The recent revision in the tax treaty agreement between India and Mauritius has been finally carried out after years of trying to close its loopholes but there are still ambiguities that remain.
The current version of the tax treaty does not specify howthe convertible instruments in Indian companies held by offshore institutional investors as well as private equity firms would be taxed when they are converted into shares. Tax could be calculated either considering the acquisition date to be the time of the conversion or the original date of purchase of the instrument.

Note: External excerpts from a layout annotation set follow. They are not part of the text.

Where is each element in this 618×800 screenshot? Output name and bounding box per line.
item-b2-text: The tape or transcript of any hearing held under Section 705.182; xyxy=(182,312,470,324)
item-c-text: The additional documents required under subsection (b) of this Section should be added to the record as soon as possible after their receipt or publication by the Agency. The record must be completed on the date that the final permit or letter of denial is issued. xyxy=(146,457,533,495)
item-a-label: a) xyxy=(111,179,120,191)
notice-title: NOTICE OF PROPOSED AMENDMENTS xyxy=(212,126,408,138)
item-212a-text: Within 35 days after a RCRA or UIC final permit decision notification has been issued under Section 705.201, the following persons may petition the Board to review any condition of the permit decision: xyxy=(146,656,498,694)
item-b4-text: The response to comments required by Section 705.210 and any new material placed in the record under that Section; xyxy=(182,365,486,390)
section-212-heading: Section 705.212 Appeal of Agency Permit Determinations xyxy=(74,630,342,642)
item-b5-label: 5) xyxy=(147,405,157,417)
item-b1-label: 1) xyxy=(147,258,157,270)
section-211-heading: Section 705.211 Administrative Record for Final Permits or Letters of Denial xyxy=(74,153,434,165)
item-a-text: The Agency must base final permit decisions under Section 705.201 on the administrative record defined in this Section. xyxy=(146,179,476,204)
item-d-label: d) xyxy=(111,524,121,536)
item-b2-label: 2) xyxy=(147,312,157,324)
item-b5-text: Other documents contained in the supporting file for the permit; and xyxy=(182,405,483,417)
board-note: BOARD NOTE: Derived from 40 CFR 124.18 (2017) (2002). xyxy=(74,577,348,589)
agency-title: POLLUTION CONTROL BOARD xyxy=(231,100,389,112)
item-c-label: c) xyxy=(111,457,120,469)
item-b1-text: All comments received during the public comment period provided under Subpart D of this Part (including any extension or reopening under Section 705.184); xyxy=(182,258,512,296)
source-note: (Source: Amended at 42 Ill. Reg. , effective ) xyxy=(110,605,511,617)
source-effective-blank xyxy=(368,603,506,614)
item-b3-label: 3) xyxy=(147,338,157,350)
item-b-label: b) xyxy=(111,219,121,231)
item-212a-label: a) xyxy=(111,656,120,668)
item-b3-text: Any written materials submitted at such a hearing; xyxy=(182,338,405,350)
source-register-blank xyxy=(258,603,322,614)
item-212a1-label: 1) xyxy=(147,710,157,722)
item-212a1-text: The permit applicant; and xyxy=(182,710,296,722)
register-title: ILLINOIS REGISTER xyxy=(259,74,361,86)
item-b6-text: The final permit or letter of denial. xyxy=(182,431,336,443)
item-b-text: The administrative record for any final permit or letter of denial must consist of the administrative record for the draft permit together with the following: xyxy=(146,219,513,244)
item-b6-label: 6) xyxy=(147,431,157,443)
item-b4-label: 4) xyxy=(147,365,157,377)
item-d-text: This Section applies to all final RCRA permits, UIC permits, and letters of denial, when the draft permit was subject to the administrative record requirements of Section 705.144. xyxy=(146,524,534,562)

According to the revisions in the tax treaty, capital gains made on investments by Mauritius entities in Indian companies will now be taxed in India but only for shares. Other financial instruments like debentures, derivatives and convertibles mutual funds are exempt. The new tax regime will have a phased roll out starting April 1, 2017. To begin with, 50 percent of the tax rate will be imposed on shares sold between April 2017 and March 2019. From April 2019 onwards, 100 percent of the tax rate will be imposed.
This means that April 1, 2017 is the crucial cut-off date for calculation of tax liability. Quasi-equity instruments have been the most favored route for investments by overseas institutions who use interest paid as an expense to reduce tax.
However industry experts say there still are a number of clauses that require clarifications in order to avoid legal issues. In a statement, Bijal Ajinkya, partner at law firm Khaitan & Co said
Unless a clarification is provided, this could lead to potential litigation. Though the point of conversion is never generally dealt with in tax treaties, the grandfathering provision being unique to the India-Mauritius tax treaty, a clarification on treatment on conversion is a must.
Amendments to the 34-years old tax treaty were necessary since its terms have often been abused by investors. Mauritius companies investing in India did not have to pay tax in India, and since Mauritius does not charge tax on offshore companies, there were no capital gains to be paid at all.
Round tripping was therefore a common occurrence when Indian money went to Mauritius and was then re-routed to India for investments. The recent revision closes this loophole. Indian Finance Minister Arun Jaitley said that the Indian economy was now strong enough to attract investments on its own strength and did not need a tax-incentivized route any more.